3-5: Reinforcement learning
Reinforcement learners provide policies on which actions to take. Recently we've only been focused on regression tree learners.
The RL problem
The professor breaks down reinforcement learning in the terms of robotics, since he's originally a roboticist. These concepts can also be applied to stock trading, but the pieces of the puzzle are as follows:
- reinforcement learning follows a sense, think, act cycle.
- We have some policy called pi that receives the state of the
environment, S.
- pi generates some action, A.
- This action has some affect on the environment.
- Changes are made to the environment based upon our actions, and then we sense again to acquire the environment's state S.
- Ultimately, we receive some reward R from our actions on the environment, and we want our reinforcement learning to maximize that reward.
- Finally, our algorithm Q interprets what actions generate a state that ends up in a reward, and uses this to update the pi policy.
All of these concepts can also be applied to a Q-learning robot that generates orders in the stock market. Please find below a high-level overview from the course:
Trading as an RL problem
The professor provides us with a quiz to break down different actions, states, and rewards in regards to trading:
Markov decision problems
Pretty much covers the previous sections, however, we discuss transition functions where we identify states S, some action A, and then we find probabilities to end up in state S prime. Our transition function must sum all probabilities for this three-dimensional data structure to 1.0. We also have a reward function that identifies that some state S also provides us with a reward by executing action A.
So the purpose of solving this problem is to find policies pi that interpret S to maximize reward. How we do this is via:
- policy iteration
- value iteration
Unknown transitions and rewards
Experience tuples are sets of data that relate a state, an action, a state prime after the action occurs, and a reward. As we continue to encounter new situations, this data structure increases in size with the number of experiences.

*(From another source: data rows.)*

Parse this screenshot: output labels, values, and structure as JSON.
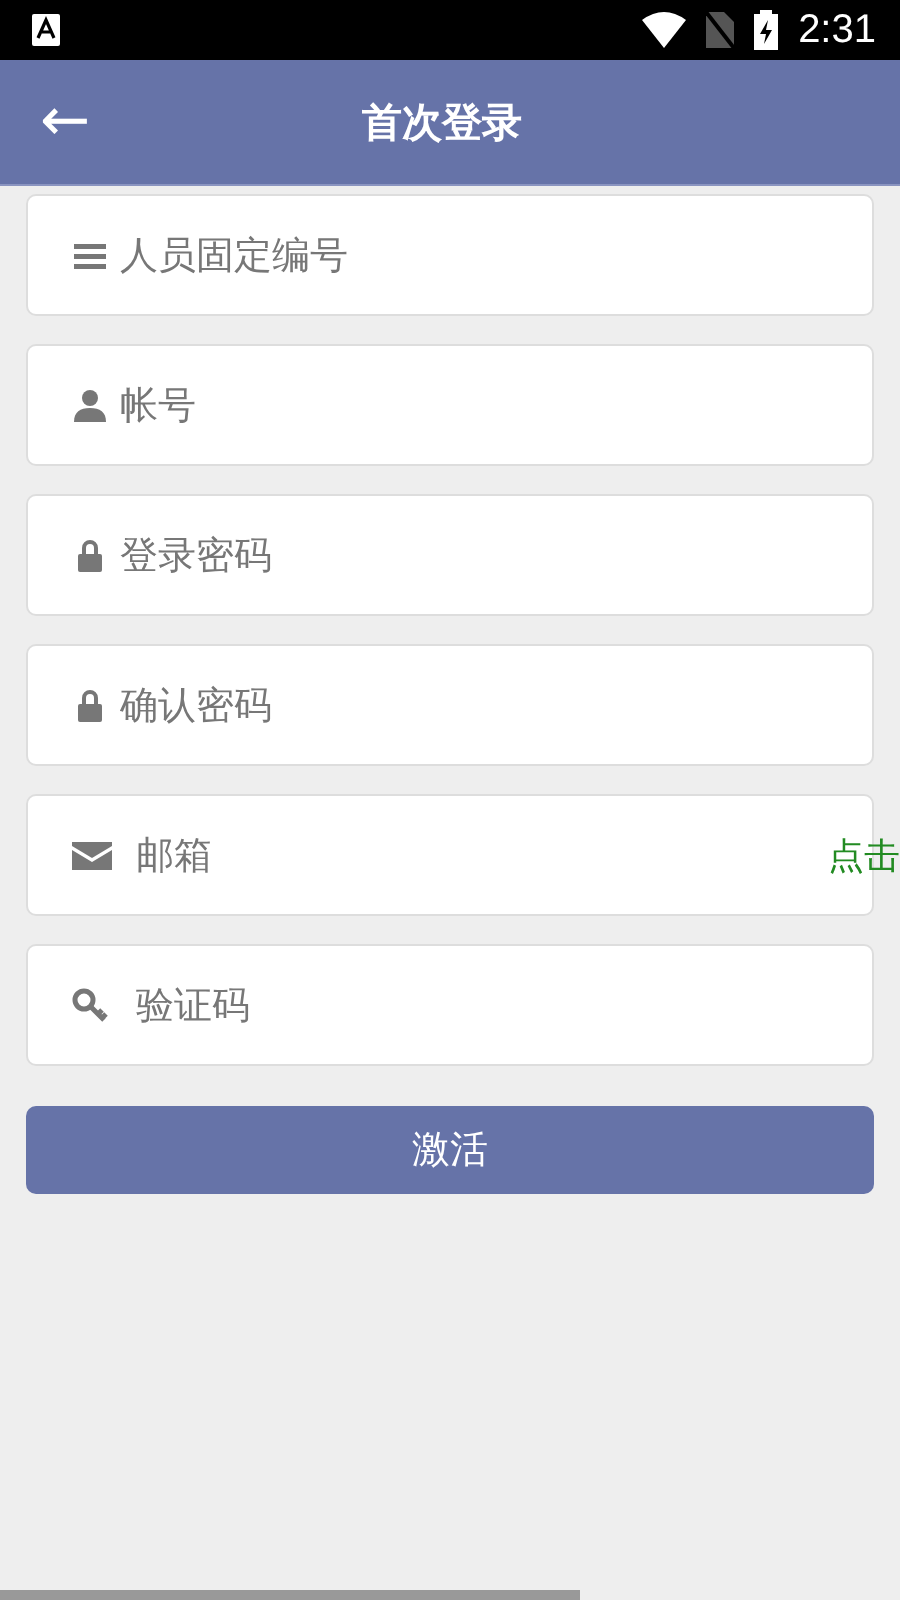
{
  "status_bar": {
    "time": "2:31"
  },
  "app_bar": {
    "back": "←",
    "title": "首次登录"
  },
  "fields": [
    {
      "kind": "staff_id",
      "placeholder": "人员固定编号"
    },
    {
      "kind": "account",
      "placeholder": "帐号"
    },
    {
      "kind": "password",
      "placeholder": "登录密码"
    },
    {
      "kind": "password",
      "placeholder": "确认密码"
    },
    {
      "kind": "email",
      "placeholder": "邮箱",
      "action": "点击"
    },
    {
      "kind": "code",
      "placeholder": "验证码"
    }
  ],
  "submit": {
    "label": "激活"
  }
}
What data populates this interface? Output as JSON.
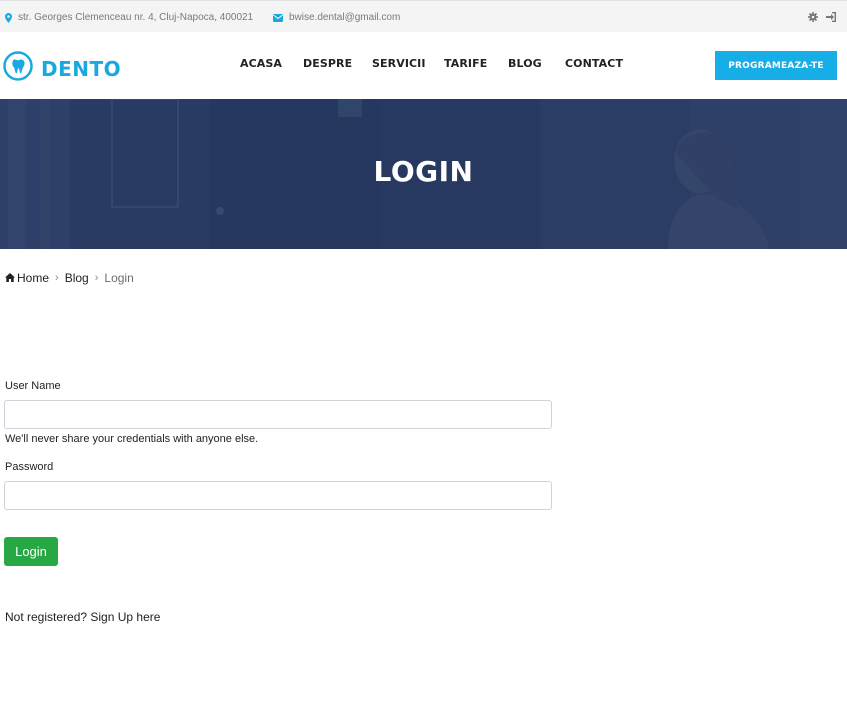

We can leverage this data in two ways to conduct reinforcement learning:
- model-based
- build a model using transition functions and reward functions
- conduct value or policy iteration
- model-free
- this involves q-learning where we inspect the data as a whole
What to optimize?
The professor discusses the different types of reward given the amount of time we have to acquire that reward - our horizon. In the slide below, the robot searches for a reward - obviously the $1 reward is more immediate while the $1M reward is harder to reach.
What we use in Q-learning is the discounted reward, modified by gamma as the horizon approaches infinity. Gamma can effectively be our interest rate and, as we see here, it effectively devalues our reward as time goes on. This is all to say that money today is worth more than money tomorrow.